A$AP Rocky, a leading scourge of get-off-my-lawn rap
Regular
readers, if there were ever any, may by now have worked out the main
reasons I still post at all on here. The first of these is when I'm
struck by a wave of guilt over the fact that I don't actually write
enough and am letting my innate laziness get the better of me. The
other is when I get tired of wondering whether a better, more
eloquent writer than myself is going to state something that's
plainly fucking obvious (or obvious to me, at least), leaving me with
no choice but to say it myself or go slightly mad with frustration.
Rolling
Stone has just published its list of the 50 Greatest Hip-Hop Songs Of All Time. Before moving on to the meat-and-potatoes of the whole
thing, let me quickly point out that it's one of those shitty,
cynically-formatted click-bait features that are becoming more and
more common nowadays (hi, Complex!) and which feel like part of a
massive conspiracy to waste everyone's time. But since people are no
longer prepared to do anything so déclasse as...oh, I dunno, support
the creators of physical media for which they pay once and can then
read at their leisure at no further cost, then the subtext here would
seem to be; eat those data charges and STFU like Sean Price.
And
so, to the main event. The judging panel for this glorious exercise
consisted of a broad selection of the great and good from the rap
game, an assortment of hacks and a few randoms like Tom Morello and
Vernon Reid, all of whom were asked to pick their favourites. Right
now, elsewhere on teh internets, there is probably some over-earnest
rap blogger twisting himself (it's always a "he") into a blind rage over the
exclusion of deadprez, Immortal Technique or Lupe Fiasco, whilst
wondering how it's possible that Talib Kweli would attach himself to
a "greatest ever" list that makes room for Jay-Z (twice),
Kanye and Missy. As it happens, I have few issues with the actual
content itself. Taken as an arbitrary list of 50 great rap songs,
rather than the definitive 50 Greatest Of All Time, there's not an awful lot on
there that I'd argue against. On the other hand, the guiding
principles behind it (or what I imagine them to be) are absolute
fucking cocksnot – cosy, easily digestible rap nostalgia, lazy
list-based journalism, and rock-crit values attempting to impose
themselves on rap. Again.
To
be honest, I've given up all hope of the rock press and its
associated critical community ever managing to deal with rap on its
own terms. You may as well try juggling smoke. Here’s what I mean.
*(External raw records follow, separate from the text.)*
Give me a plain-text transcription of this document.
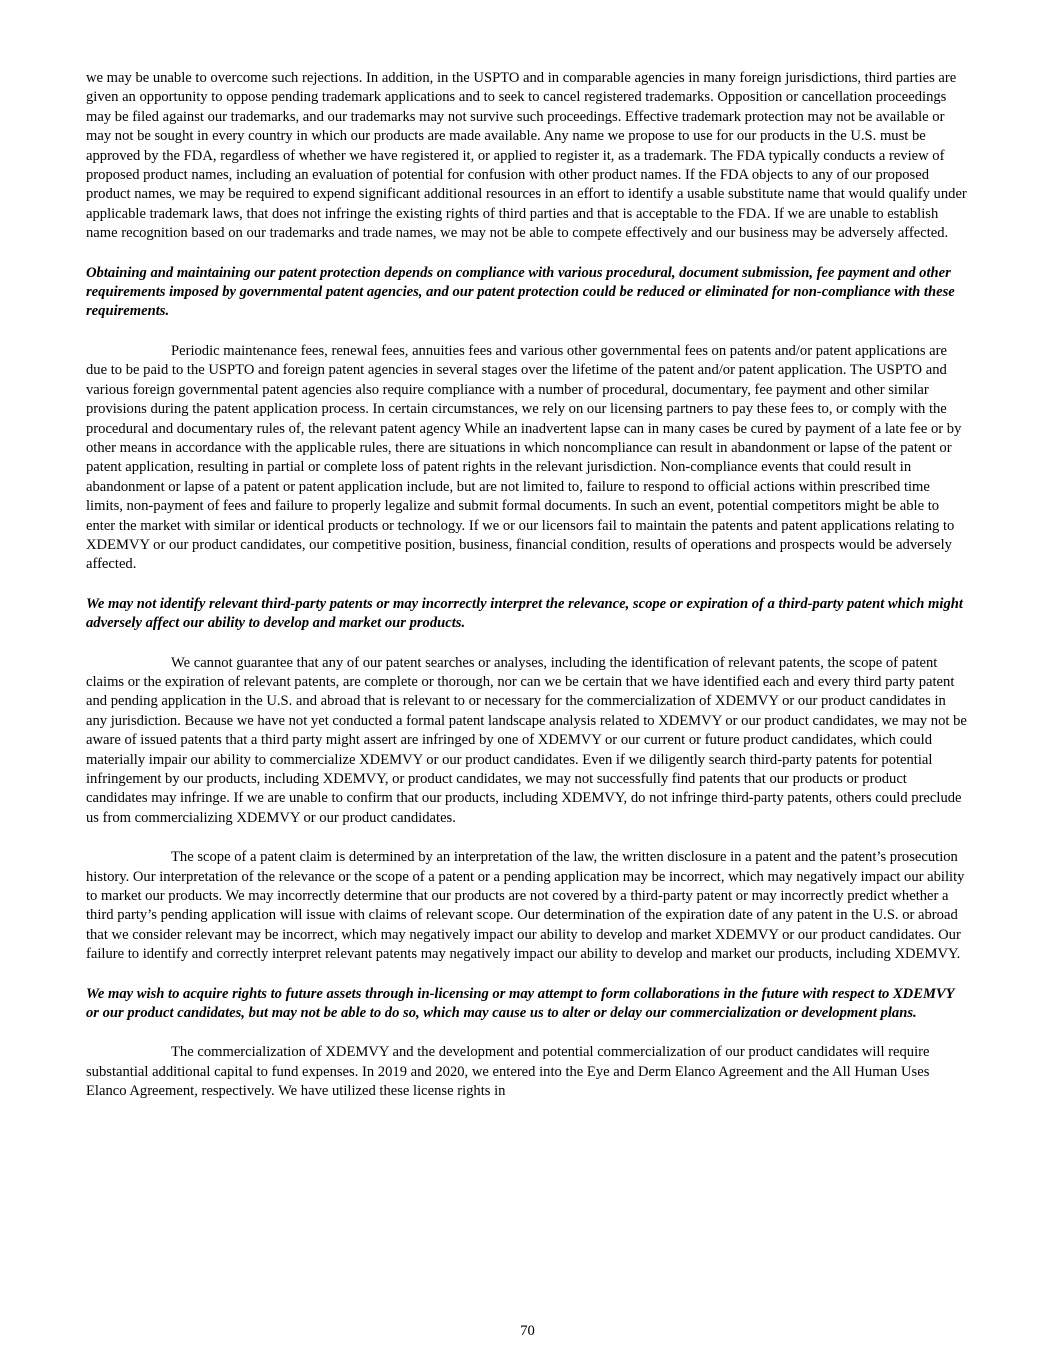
we may be unable to overcome such rejections. In addition, in the USPTO and in comparable agencies in many foreign jurisdictions, third parties are given an opportunity to oppose pending trademark applications and to seek to cancel registered trademarks. Opposition or cancellation proceedings may be filed against our trademarks, and our trademarks may not survive such proceedings. Effective trademark protection may not be available or may not be sought in every country in which our products are made available. Any name we propose to use for our products in the U.S. must be approved by the FDA, regardless of whether we have registered it, or applied to register it, as a trademark. The FDA typically conducts a review of proposed product names, including an evaluation of potential for confusion with other product names. If the FDA objects to any of our proposed product names, we may be required to expend significant additional resources in an effort to identify a usable substitute name that would qualify under applicable trademark laws, that does not infringe the existing rights of third parties and that is acceptable to the FDA. If we are unable to establish name recognition based on our trademarks and trade names, we may not be able to compete effectively and our business may be adversely affected.

Obtaining and maintaining our patent protection depends on compliance with various procedural, document submission, fee payment and other requirements imposed by governmental patent agencies, and our patent protection could be reduced or eliminated for non-compliance with these requirements.

Periodic maintenance fees, renewal fees, annuities fees and various other governmental fees on patents and/or patent applications are due to be paid to the USPTO and foreign patent agencies in several stages over the lifetime of the patent and/or patent application. The USPTO and various foreign governmental patent agencies also require compliance with a number of procedural, documentary, fee payment and other similar provisions during the patent application process. In certain circumstances, we rely on our licensing partners to pay these fees to, or comply with the procedural and documentary rules of, the relevant patent agency While an inadvertent lapse can in many cases be cured by payment of a late fee or by other means in accordance with the applicable rules, there are situations in which noncompliance can result in abandonment or lapse of the patent or patent application, resulting in partial or complete loss of patent rights in the relevant jurisdiction. Non-compliance events that could result in abandonment or lapse of a patent or patent application include, but are not limited to, failure to respond to official actions within prescribed time limits, non-payment of fees and failure to properly legalize and submit formal documents. In such an event, potential competitors might be able to enter the market with similar or identical products or technology. If we or our licensors fail to maintain the patents and patent applications relating to XDEMVY or our product candidates, our competitive position, business, financial condition, results of operations and prospects would be adversely affected.

We may not identify relevant third-party patents or may incorrectly interpret the relevance, scope or expiration of a third-party patent which might adversely affect our ability to develop and market our products.

We cannot guarantee that any of our patent searches or analyses, including the identification of relevant patents, the scope of patent claims or the expiration of relevant patents, are complete or thorough, nor can we be certain that we have identified each and every third party patent and pending application in the U.S. and abroad that is relevant to or necessary for the commercialization of XDEMVY or our product candidates in any jurisdiction. Because we have not yet conducted a formal patent landscape analysis related to XDEMVY or our product candidates, we may not be aware of issued patents that a third party might assert are infringed by one of XDEMVY or our current or future product candidates, which could materially impair our ability to commercialize XDEMVY or our product candidates. Even if we diligently search third-party patents for potential infringement by our products, including XDEMVY, or product candidates, we may not successfully find patents that our products or product candidates may infringe. If we are unable to confirm that our products, including XDEMVY, do not infringe third-party patents, others could preclude us from commercializing XDEMVY or our product candidates.

The scope of a patent claim is determined by an interpretation of the law, the written disclosure in a patent and the patent’s prosecution history. Our interpretation of the relevance or the scope of a patent or a pending application may be incorrect, which may negatively impact our ability to market our products. We may incorrectly determine that our products are not covered by a third-party patent or may incorrectly predict whether a third party’s pending application will issue with claims of relevant scope. Our determination of the expiration date of any patent in the U.S. or abroad that we consider relevant may be incorrect, which may negatively impact our ability to develop and market XDEMVY or our product candidates. Our failure to identify and correctly interpret relevant patents may negatively impact our ability to develop and market our products, including XDEMVY.

We may wish to acquire rights to future assets through in-licensing or may attempt to form collaborations in the future with respect to XDEMVY or our product candidates, but may not be able to do so, which may cause us to alter or delay our commercialization or development plans.

The commercialization of XDEMVY and the development and potential commercialization of our product candidates will require substantial additional capital to fund expenses. In 2019 and 2020, we entered into the Eye and Derm Elanco Agreement and the All Human Uses Elanco Agreement, respectively. We have utilized these license rights in

70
Take a random sample of English-language music publications from the
last 10/15 years, possibly longer, and I'd bet large on at least half
of them regularly defaulting to Public Enemy as the
artistic yardstick whenever they cover hip-hop; "[rapper
x] channels the spirit of
Public Enemy", "[rapper
y] will have the listener
yearning for some of Public Enemy's righteous anger",
et-fucking-cee. It won't matter a tuppenny fuck who they're writing
about, and it's still happening. Now, try to imagine almost every
review of a rock record you ever read trying to tell you it wasn't as
good as Exile On Main
Street. For clarity’s
sake, Public Enemy are responsible for some of the greatest, most
exciting music I've ever heard, but it's like this - they haven't
made a truly great album in over
twenty years. Public
Enemy fell the fuck off ages ago. People might not like hearing it,
and I don't particularly like saying it. But it's true.
Why
should it matter, though? Who cares about the collective opinion of a
bunch of people who'd probably insist that rap's been struggling
against a long slide into irrelevance ever since PE failed to top
Fear Of A Black Planet, as
they make yet another drearily obvious attempt to establish A Canon,
to re-order and re-shape rap into what they think it ought to be
instead of accepting it for what it is? After all, they can comfortably tell you where
rap was at twenty or even thirty years ago, but I wonder whether
they'd have too much of a clue about where it's at now. I mean,
doesn't anyone else think it funny that all these people seem to
agree that the definitive high-water mark of the genre happens to be
the exact point
where the rock press finally declared that, yes, it might actually be
possible for rap music to be more than just a craze, perhaps even
something that could exist on the same plane of artistic worth as
rock? And that that point was in 1982?
Which
brings us to the rappers. Now, I'm not even remotely inclined to give
them the same hard time I'd give the hacks. These are people who grew
up on rap music, who lived and breathed it and, for the most part,
continue to live and breathe it. Anybody who follows Dante Ross or
?uesto on Twitter can tell you that those two guys alone are on some
super-heavyweight rap nerd shit - matter of fact, the latter's
preamble might be the most worthwhile and entertaining thing about
this whole shitshow. But I look at that list and factor in the age of
all the rap dudes involved, and balance that with the strong
likelihood that certain of the songs have vast nostalgic appeal that
perhaps outweighs the usual consensus notions of “greatness”, and
I still think, “Really..?” A bunch of rappers – this bunch of
rappers - think Juicy is better than Hypnotize? Or that Paid In Full
is better than I Know You Got Soul, and Strictly Business better than
It's My Thing? They think – and this is really fucking suspect -
the Jay tune that UGK got on is better than any other UGK record? Or
any other Jay record, for that matter?
Although
I doubt whether The Symphony or the remix of Flava In Ya Ear would be
there at all without their input, I find it extremely hard to believe that the pros
wouldn't have broader taste than this. Nah, this is something that has been skewed by a
bunch of casual listeners who default to the same obvious choices
every time and cannot fucking bear to deviate from the same rigid
critical metric they've been pushing for the last three decades; the
people who commission and occasionally write all those ridiculous
“[X] Albums For People Who Don't Know Anything About Hip-Hop”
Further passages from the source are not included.